Median price of paid apps: 2.99


# Conclusion and Findings

Based on our analysis of the Google Play Store app data, we've gained several key insights:

*   **Highly Competitive Categories:** Categories like 'FAMILY' and 'GAME' have the highest number of apps, indicating high competition.
*   **Most Popular Categories:** 'GAME', 'COMMUNICATION', and 'TOOLS' have the highest total downloads, suggesting strong market demand.
*   **Paid vs. Free Apps:** The box plot clearly shows that free apps have a significantly higher median number of installations compared to paid apps. This highlights the potential loss in downloads when opting for a paid model.
*   **Revenue Potential:** While the median price of paid apps is relatively low ($2.99), some apps in categories like 'FAMILY', 'LIFESTYLE', and 'FINANCE' have generated substantial estimated revenue. However, the distribution of revenue is highly skewed, with a few apps earning the majority.
*   **Highest Grossing Apps:** The analysis of estimated revenue revealed that popular games and some "I am rich" type apps (despite their high price and low installs) are among the highest earners.
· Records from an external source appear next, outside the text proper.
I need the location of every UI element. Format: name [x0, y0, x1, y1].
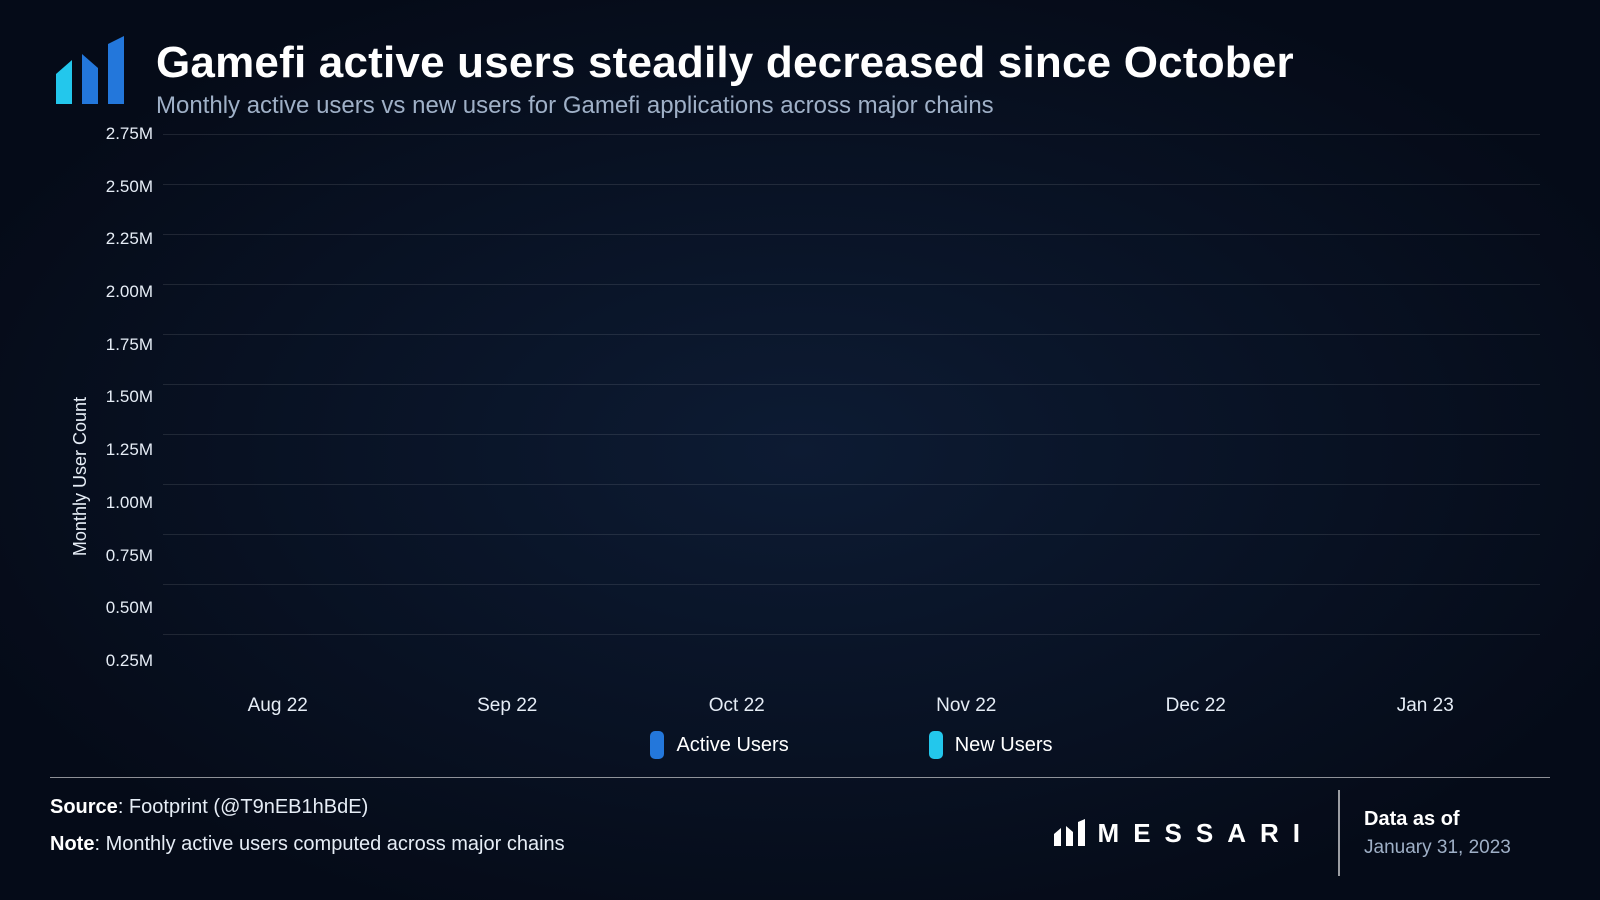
x-tick: Jan 23 [1311, 695, 1541, 717]
chart-title: Gamefi active users steadily decreased s… [156, 38, 1294, 88]
y-tick: 2.50M [106, 177, 153, 197]
legend-item: New Users [929, 731, 1053, 759]
note-label: Note [50, 833, 94, 855]
y-tick: 1.50M [106, 387, 153, 407]
y-tick: 2.75M [106, 124, 153, 144]
y-tick: 1.25M [106, 440, 153, 460]
messari-logo-icon [50, 36, 130, 106]
legend: Active Users New Users [163, 731, 1540, 759]
legend-swatch [650, 731, 664, 759]
plot-region [163, 134, 1540, 685]
y-tick: 1.00M [106, 493, 153, 513]
brand-name: MESSARI [1098, 818, 1314, 849]
legend-swatch [929, 731, 943, 759]
legend-label: Active Users [676, 734, 788, 757]
y-tick: 0.50M [106, 598, 153, 618]
date-value: January 31, 2023 [1364, 837, 1550, 859]
y-tick: 2.00M [106, 282, 153, 302]
date-label: Data as of [1364, 808, 1550, 831]
bar-groups [163, 134, 1540, 685]
source-value: : Footprint (@T9nEB1hBdE) [118, 796, 368, 818]
messari-small-logo-icon [1052, 819, 1088, 847]
chart-area: Monthly User Count 2.75M2.50M2.25M2.00M1… [70, 134, 1540, 759]
footer: Source: Footprint (@T9nEB1hBdE) Note: Mo… [50, 777, 1550, 870]
y-tick: 2.25M [106, 229, 153, 249]
legend-item: Active Users [650, 731, 788, 759]
y-axis-label: Monthly User Count [70, 337, 91, 556]
x-axis-ticks: Aug 22Sep 22Oct 22Nov 22Dec 22Jan 23 [163, 695, 1540, 717]
legend-label: New Users [955, 734, 1053, 757]
chart-card: Gamefi active users steadily decreased s… [0, 0, 1600, 900]
x-tick: Aug 22 [163, 695, 393, 717]
y-tick: 1.75M [106, 335, 153, 355]
brand-block: MESSARI [1028, 796, 1338, 870]
x-tick: Nov 22 [852, 695, 1082, 717]
x-tick: Dec 22 [1081, 695, 1311, 717]
y-tick: 0.25M [106, 651, 153, 671]
y-axis-ticks: 2.75M 2.50M 2.25M 2.00M 1.75M 1.50M 1.25M 1.00M… [100, 124, 163, 671]
note-value: : Monthly active users computed across m… [94, 833, 564, 855]
chart-subtitle: Monthly active users vs new users for Ga… [156, 92, 1294, 120]
y-tick: 0.75M [106, 546, 153, 566]
footer-notes: Source: Footprint (@T9nEB1hBdE) Note: Mo… [50, 796, 1028, 870]
x-tick: Sep 22 [393, 695, 623, 717]
divider [50, 777, 1550, 778]
header: Gamefi active users steadily decreased s… [50, 36, 1550, 120]
x-tick: Oct 22 [622, 695, 852, 717]
source-label: Source [50, 796, 118, 818]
This suggests that both high volume (low price, high installs) and niche markets (high price, low installs) can be profitable.
*   **App Size:** The largest apps are around 100MBs, which might indicate a practical limit or user preference for app size.
*   **Highest Rated Apps:** While many apps have a perfect 5.0 rating, many of these have a very low number of reviews, suggesting that a high rating alone isn't a strong indicator of widespread quality or popularity.

Overall, the analysis provides a data-driven perspective on the dynamics of the Google Play Store, offering valuable insights for developers considering building and marketing their own apps.